Last weekend, I drove down to Corvallis to meet up with the VISTAS project team for a set of meetings with our scientific collaborators. I had the pleasure of driving an official State of Washington vehicle, which made me feel like a Senator or something.
We managed to cover a lot of ground in the span of two days worth of meetings. Of primary interest to my UI-enhancement project was a user session we ran with Bob McKane from the EPA. Bob is a major collaborator on the project, and a big part of what the application does is support creating visualizations for a hydrology model he helped develop called VELMA. Observing him using the application gave me a good sense of the sticking points & hurdles to a casual VISTAS user.
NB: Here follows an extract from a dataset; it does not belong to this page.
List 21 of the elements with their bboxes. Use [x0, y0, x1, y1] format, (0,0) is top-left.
Specifically, there are two main sticking points:
- Correctly loading data files is tricky.
- Creating a visualization requires too many steps.
We also had a consultation session with Dr. Margaret Burnett from OSU. Margaret gave us some great insights on user perspective. One point she brought up that I found particularly interesting was the notion of “information foraging.” This is the theory that humans evolved to have built-in “foraging” behavior to enable sifting through quantities of information in order to find the cues most likely to lead to food. You can think of a user of an application as being a predator, searching for prey in the form of desirable usage outcomes. So when a user looks at a new application interface or website they’ve never visited before, where is the eye drawn? What stands out to the user as being most likely to lead them to their prey? Right now, in VISTAS, it is difficult to find the prey without preexisting knowledge, and I hope to change this.